Juga hadits Nabi shollallahu ‘alaihi was sallam dari kawan Abu Huroiroh rodhiyallahu ‘anhu,

الصَّعِيدُ وُضُوءُ الْمُسْلِمِ ، وَإِنْ لَمْ يَجِدْ الْمَاءَ عَشْرَ سِنِينَ.فَإِذَا وَجَدَ الْمَاءَ فَلْيَتَّقِ اللَّهَ وَلْيُمِسَّهُ بَشَرَتَهُ


“Seluruh permukaan bumi (tayammum) adalah wudhu untuk seluruh muslim andai ia tidak mengejar air sekitar sepuluh tahun (kiasan bukan pembatasan angka)[22], bilamana ia sudah menemukannya hendaklah ia bertaqwa untuk Allah dan menggunakannya sebagai alat guna besuci”.[23]

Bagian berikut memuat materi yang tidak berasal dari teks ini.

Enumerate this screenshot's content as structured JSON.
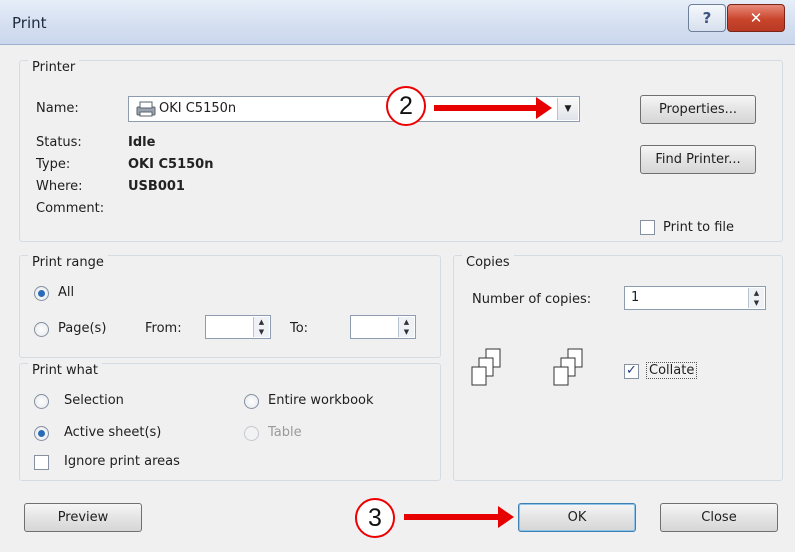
{
  "window": {
    "title": "Print",
    "help_glyph": "?",
    "close_glyph": "✕"
  },
  "printer": {
    "group_label": "Printer",
    "name_label": "Name:",
    "name_value": "OKI C5150n",
    "status_label": "Status:",
    "status_value": "Idle",
    "type_label": "Type:",
    "type_value": "OKI C5150n",
    "where_label": "Where:",
    "where_value": "USB001",
    "comment_label": "Comment:",
    "properties_button": "Properties...",
    "find_printer_button": "Find Printer...",
    "print_to_file_label": "Print to file"
  },
  "print_range": {
    "group_label": "Print range",
    "all_label": "All",
    "pages_label": "Page(s)",
    "from_label": "From:",
    "to_label": "To:",
    "selected": "All"
  },
  "print_what": {
    "group_label": "Print what",
    "selection_label": "Selection",
    "entire_workbook_label": "Entire workbook",
    "active_sheets_label": "Active sheet(s)",
    "table_label": "Table",
    "ignore_print_areas_label": "Ignore print areas",
    "selected": "Active sheet(s)"
  },
  "copies": {
    "group_label": "Copies",
    "number_label": "Number of copies:",
    "number_value": "1",
    "collate_label": "Collate",
    "collate_checked": true
  },
  "footer": {
    "preview_button": "Preview",
    "ok_button": "OK",
    "close_button": "Close"
  },
  "annotations": {
    "callout_2": "2",
    "callout_3": "3",
    "accent_color": "#e60000"
  }
}
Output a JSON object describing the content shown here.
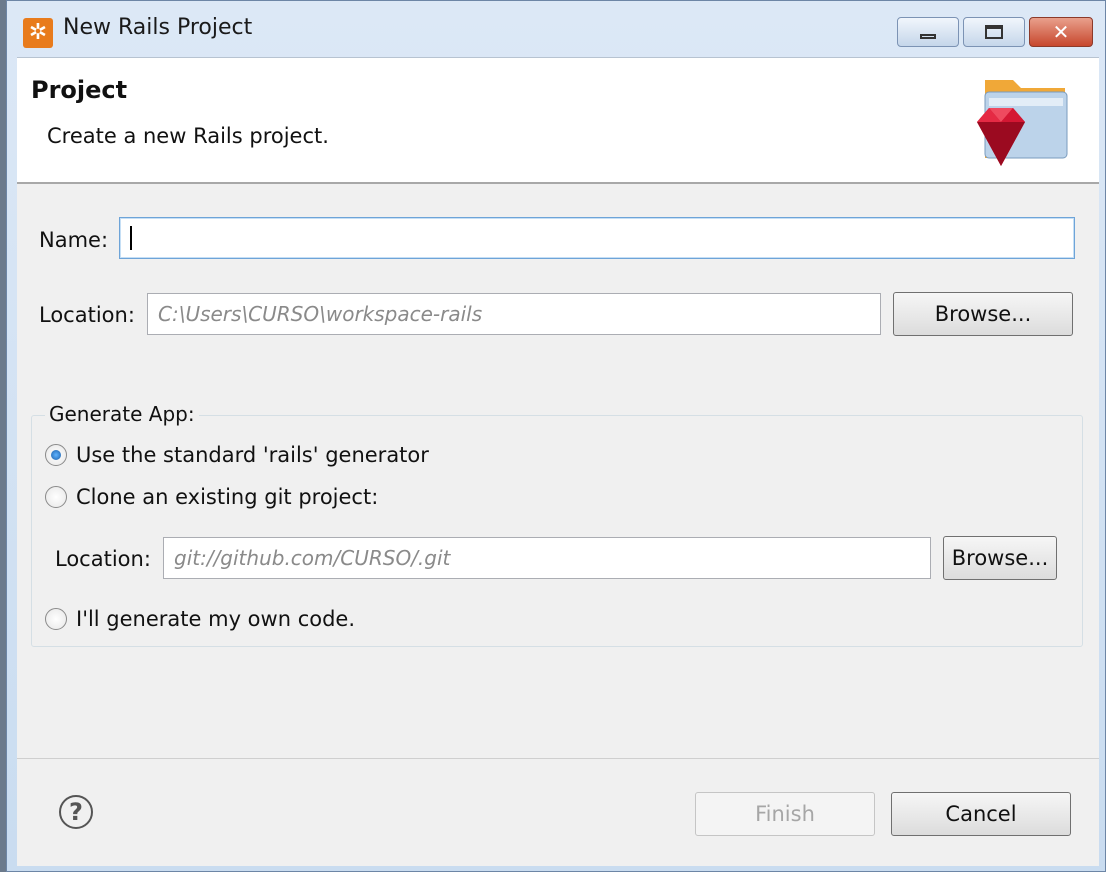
{
  "window": {
    "title": "New Rails Project",
    "app_icon": "gear-icon",
    "controls": {
      "minimize": "minimize-icon",
      "maximize": "maximize-icon",
      "close": "close-icon"
    }
  },
  "header": {
    "title": "Project",
    "description": "Create a new Rails project.",
    "banner_icon": "ruby-folder-icon"
  },
  "form": {
    "name_label": "Name:",
    "name_value": "",
    "location_label": "Location:",
    "location_placeholder": "C:\\Users\\CURSO\\workspace-rails",
    "browse_label": "Browse..."
  },
  "generate_app": {
    "legend": "Generate App:",
    "options": [
      {
        "label": "Use the standard 'rails' generator",
        "checked": true
      },
      {
        "label": "Clone an existing git project:",
        "checked": false
      },
      {
        "label": "I'll generate my own code.",
        "checked": false
      }
    ],
    "git_location_label": "Location:",
    "git_location_placeholder": "git://github.com/CURSO/.git",
    "git_browse_label": "Browse..."
  },
  "footer": {
    "help_icon": "help-icon",
    "finish_label": "Finish",
    "cancel_label": "Cancel"
  }
}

DiAntara Hikmah Disyari’atkannya Tayammum
Sebagai penutup kami ucapkan hikmah dan destinasi disyari’atkannya tayyamum ialah untuk menyucikan diri anda dan supaya kita bersyukur dengan syari’at ini serta tidaklah sama sekali guna memberatkan kita, sebagaimana akhir firman Allah dalam surat Al Maidah ayat 6,

مَا يُرِيدُ اللَّهُ لِيَجْعَلَ عَلَيْكُمْ مِنْ حَرَجٍ وَلَكِنْ يُرِيدُ لِيُطَهِّرَكُمْ وَلِيُتِمَّ نِعْمَتَهُ عَلَيْكُمْ لَعَلَّكُمْ تَشْكُرُونَ


“Allah tidak berkeinginan menyulitkan kalian, namun Dia berkeinginan menyucikan kalian dan menyempurnakan nikmatNya bagimu, supaya anda bersyukur.” (QS. Al Maidah: 6).

Abul Faroj Ibnul Jauziy rohimahullah menuliskan ada empat penafsiran berpengalaman tafsir mengenai nikmat apa yang Allah maksudkan dalam ayat ini.

Pertama, nikmat berupa diampuninya dosa-dosa. 
Kedua, nikmat berupa hidayah untuk iman, sempurnanya agama, ini adalahpendapat Ibnu Zaid rohimahullah.
Ketiga, nikmat berupa keringanan guna tayammum, ini adalahpendapat Maqotil dan Sulaiman.
Keempat, nikmat berupa keterangan hukum syari’at, ini adalahpendapat sebagian berpengalaman tafsir.

Demikianlah akhir artikel ini mudah-mudahan menjadi ekstra ‘amal untuk penulis dan ekstra ilmu untuk pembaca sekalian. Allahumma Amiin. wallahu 'alam bishowab

0 comments:

Post a Comment

blog ini bersifat dofollow,bebas nitip link dan berkomentarlah yang sopan.